Erin is told that her problem was that she let everyone know that she was disappointed in her food. IMO, a rookie mistake. She'll learn from that.

Poor Melissa. She didn't want to be in the bottom three again and now she's in the bottom four. Be careful what you wish for, dear. Bobby tells her that she engaged the crowd and yet more people went to taste Ana's dish, and he asks her if she knows why. Melissa: "She described her dish more." Bobby: "You didn't actually describe your dish at all."

Bobby tells Aaron his dish was one-note and Aaron doesn't take that well. He then proceeds to make the mistake that anyone who has ever watched even one episode of a Food Network competition show knows you never make, and that's arguing with the judges. Aaron wants to know where was the pho in Rob's dish. He also starts making faces while arguing with Bobby about his food. It's creepy - the boyish charm that had everyone pulling for him last week is suddenly replaced by a weird spoiled brat. Giada finally cuts him off with, "Rob did it better, I guess. At the end of the day, Aaron, that's what happened." She may be little, but she be fierce.

And here's where it gets really ugly. Cut to Aaron: "I know my dish was better than anyone else's." No, it wasn't. And I understand that having to out-perform Rob is a tall order, but if your dish was so great why couldn't you have at least done a solid job of selling it? Forget trying to keep up with Rob's personality and poise and sell your supposedly awesome food. You didn't. You just said bacon a lot and it wasn't a bacon crowd. I think a lot of people just deserted Team Aaron. I'd rather watch a paint drying documentary than this tool.

I found myself wondering if the decision on the final cuts had already been made, because if not Aaron just burned some major bridges. I get my answer when the four are dismissed to the waiting room so Bobby and Giada can mull over their decision. I don't think it's much of a decision.

Aaron bursts angrily into the waiting room cursing up a storm. He starts bitching about how awesome his dish was and then makes the completely delusional claim that, "Rob and I had the same presentation." His fellow contestants gawk at that one.

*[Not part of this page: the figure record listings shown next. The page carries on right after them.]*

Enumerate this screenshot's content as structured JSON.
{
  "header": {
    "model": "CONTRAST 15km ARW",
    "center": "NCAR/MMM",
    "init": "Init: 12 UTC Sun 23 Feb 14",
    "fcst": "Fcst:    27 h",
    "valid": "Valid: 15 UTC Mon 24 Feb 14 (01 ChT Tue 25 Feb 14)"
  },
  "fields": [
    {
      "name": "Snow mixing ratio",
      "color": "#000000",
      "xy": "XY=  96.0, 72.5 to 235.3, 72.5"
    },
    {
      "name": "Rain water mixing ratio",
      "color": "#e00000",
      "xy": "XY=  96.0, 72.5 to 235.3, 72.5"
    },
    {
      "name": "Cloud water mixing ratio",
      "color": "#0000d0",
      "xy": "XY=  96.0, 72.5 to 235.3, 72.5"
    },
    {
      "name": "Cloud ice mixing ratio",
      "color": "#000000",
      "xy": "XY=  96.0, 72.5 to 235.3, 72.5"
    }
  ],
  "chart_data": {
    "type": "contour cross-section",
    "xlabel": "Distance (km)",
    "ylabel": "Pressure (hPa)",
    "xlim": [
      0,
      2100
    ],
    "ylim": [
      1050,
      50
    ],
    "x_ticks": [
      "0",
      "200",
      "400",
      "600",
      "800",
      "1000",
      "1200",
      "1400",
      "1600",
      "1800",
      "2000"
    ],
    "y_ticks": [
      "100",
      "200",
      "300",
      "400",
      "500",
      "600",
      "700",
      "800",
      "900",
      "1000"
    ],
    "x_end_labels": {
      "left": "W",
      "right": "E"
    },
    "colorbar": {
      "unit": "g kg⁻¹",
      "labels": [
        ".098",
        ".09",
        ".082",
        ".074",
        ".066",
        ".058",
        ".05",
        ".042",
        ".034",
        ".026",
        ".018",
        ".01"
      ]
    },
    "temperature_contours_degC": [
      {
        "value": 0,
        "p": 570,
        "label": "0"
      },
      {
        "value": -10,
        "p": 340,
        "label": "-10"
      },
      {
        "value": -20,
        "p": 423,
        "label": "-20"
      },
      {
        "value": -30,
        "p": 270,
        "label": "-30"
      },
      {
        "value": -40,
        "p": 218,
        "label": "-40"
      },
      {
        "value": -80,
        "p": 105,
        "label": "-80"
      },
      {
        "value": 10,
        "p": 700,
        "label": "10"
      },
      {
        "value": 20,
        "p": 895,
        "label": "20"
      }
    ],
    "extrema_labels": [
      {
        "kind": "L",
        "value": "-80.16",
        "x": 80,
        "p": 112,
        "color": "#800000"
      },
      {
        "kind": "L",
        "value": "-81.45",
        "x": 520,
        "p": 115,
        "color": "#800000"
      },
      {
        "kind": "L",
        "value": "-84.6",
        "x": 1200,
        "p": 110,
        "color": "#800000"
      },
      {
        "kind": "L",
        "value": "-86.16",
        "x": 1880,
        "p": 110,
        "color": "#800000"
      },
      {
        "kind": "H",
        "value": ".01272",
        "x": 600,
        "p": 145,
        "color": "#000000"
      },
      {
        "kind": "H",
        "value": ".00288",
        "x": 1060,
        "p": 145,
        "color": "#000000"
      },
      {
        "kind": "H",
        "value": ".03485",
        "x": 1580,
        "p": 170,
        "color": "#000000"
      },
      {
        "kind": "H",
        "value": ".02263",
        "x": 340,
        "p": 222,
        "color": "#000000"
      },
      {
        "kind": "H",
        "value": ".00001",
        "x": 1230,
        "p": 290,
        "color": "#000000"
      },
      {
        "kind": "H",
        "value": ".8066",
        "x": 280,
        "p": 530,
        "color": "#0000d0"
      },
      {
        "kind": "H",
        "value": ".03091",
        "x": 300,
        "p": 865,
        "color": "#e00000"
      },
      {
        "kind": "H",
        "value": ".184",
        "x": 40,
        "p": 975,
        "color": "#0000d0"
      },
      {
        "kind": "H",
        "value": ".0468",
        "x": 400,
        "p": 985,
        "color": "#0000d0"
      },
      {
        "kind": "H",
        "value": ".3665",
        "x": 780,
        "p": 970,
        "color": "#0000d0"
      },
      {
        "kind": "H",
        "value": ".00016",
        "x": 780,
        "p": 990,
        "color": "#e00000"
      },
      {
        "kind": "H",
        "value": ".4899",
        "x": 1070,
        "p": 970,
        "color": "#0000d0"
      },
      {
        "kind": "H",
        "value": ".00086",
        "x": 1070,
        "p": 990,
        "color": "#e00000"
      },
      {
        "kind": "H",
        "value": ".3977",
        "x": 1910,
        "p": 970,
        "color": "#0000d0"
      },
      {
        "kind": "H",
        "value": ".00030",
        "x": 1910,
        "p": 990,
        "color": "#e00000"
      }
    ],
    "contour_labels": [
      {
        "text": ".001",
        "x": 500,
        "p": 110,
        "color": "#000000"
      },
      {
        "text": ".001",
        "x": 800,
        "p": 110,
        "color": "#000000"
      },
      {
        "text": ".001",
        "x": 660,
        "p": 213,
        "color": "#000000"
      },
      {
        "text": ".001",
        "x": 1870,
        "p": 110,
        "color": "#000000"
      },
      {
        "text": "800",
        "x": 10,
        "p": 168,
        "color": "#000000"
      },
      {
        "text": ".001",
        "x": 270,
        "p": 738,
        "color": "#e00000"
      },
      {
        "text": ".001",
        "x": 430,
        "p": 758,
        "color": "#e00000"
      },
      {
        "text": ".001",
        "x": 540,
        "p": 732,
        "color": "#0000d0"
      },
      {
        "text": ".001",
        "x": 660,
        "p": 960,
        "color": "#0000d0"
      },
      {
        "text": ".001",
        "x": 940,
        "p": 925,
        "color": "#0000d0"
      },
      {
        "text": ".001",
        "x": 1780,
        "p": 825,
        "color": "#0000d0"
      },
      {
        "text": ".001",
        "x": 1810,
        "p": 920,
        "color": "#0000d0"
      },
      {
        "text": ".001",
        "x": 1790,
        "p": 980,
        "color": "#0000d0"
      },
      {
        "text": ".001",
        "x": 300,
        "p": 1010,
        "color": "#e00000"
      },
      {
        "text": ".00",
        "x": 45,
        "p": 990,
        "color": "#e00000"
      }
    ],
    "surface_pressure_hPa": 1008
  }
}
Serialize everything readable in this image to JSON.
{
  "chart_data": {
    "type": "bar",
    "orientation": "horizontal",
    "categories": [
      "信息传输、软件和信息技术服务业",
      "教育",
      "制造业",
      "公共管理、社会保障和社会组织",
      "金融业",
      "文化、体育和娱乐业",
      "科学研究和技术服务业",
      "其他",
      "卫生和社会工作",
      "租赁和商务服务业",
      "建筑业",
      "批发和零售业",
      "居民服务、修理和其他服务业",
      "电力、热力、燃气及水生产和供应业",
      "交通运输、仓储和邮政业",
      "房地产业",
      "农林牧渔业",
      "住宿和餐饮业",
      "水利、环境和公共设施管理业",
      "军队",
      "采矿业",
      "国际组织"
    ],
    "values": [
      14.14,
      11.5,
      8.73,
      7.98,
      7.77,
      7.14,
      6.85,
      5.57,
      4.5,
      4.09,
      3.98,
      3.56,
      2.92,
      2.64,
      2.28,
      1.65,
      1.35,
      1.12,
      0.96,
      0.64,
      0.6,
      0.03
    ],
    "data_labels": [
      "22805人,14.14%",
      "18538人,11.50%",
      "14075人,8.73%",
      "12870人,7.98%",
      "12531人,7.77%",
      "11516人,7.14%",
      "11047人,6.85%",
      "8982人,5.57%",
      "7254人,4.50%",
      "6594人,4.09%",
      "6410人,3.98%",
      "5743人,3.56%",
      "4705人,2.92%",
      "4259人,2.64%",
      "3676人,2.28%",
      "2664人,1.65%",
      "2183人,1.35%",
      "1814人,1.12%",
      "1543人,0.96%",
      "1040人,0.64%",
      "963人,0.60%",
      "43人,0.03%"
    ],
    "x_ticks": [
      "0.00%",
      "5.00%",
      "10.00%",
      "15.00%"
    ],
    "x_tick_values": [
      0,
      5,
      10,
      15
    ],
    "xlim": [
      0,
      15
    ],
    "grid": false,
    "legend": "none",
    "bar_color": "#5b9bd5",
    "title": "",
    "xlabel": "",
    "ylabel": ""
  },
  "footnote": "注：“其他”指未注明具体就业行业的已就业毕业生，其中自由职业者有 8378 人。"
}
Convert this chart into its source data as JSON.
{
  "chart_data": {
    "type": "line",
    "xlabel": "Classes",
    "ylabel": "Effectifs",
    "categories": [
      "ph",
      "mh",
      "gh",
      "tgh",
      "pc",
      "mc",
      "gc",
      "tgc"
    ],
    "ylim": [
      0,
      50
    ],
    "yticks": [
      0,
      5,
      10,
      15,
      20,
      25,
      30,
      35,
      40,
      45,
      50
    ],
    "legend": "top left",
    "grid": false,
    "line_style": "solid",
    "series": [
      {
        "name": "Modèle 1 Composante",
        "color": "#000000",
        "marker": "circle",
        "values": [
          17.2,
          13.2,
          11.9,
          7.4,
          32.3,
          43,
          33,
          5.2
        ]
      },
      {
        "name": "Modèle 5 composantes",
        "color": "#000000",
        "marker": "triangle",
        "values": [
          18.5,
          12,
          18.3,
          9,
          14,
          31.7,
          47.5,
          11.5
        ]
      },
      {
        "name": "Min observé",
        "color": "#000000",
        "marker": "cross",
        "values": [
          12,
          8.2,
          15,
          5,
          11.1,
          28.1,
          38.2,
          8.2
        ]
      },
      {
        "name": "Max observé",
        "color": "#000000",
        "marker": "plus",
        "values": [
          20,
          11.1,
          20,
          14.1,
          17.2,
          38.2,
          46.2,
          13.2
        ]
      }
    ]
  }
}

He also calls the judges' decision BS.

Monterey opines that she doesn't think it's a good idea to call the judges' decision BS. She is still badly shaken, now even moreso at the idea of being eliminated in favor of Aaron after that performance. "If he stays and I go..." She can't even finish the thought. Neither can I. But I don't think we have to worry about it.

We are then treated to Bobby and Giada discussing the pros and cons of the bottom four. Their conversation about Aaron doesn't mention his crappy attitude, but praises his potential, with Giada suggesting, "I'm tempted to keep him on." No, you're not.

My eliminations: Aaron and Melissa
The judges' eliminations: Aaron and Melissa

We're then treated to Aaron's comment of, "I'm a great cook, I've got a lot of personality, I'm a complete package." What you've got there son is a big fat ego that just got a much-needed check.

Melissa tried and failed, and there's nothing wrong with that. But Aaron fucked up big time and I think I speak for most if not all of the FNS audience when I say Star Salvation has its villain, the guy we won't  be pulling for to get a second shot. Because no one wants to tune into Aaron's show now. A grown man throwing a tantrum is not just unattractive, it's also not something I want to watch.

At the very end, Aaron is addressing the judges/mentors, but my DVR cut off right after he said, "Mentors..." God knows what he said, but my guess is it was something tool-ish.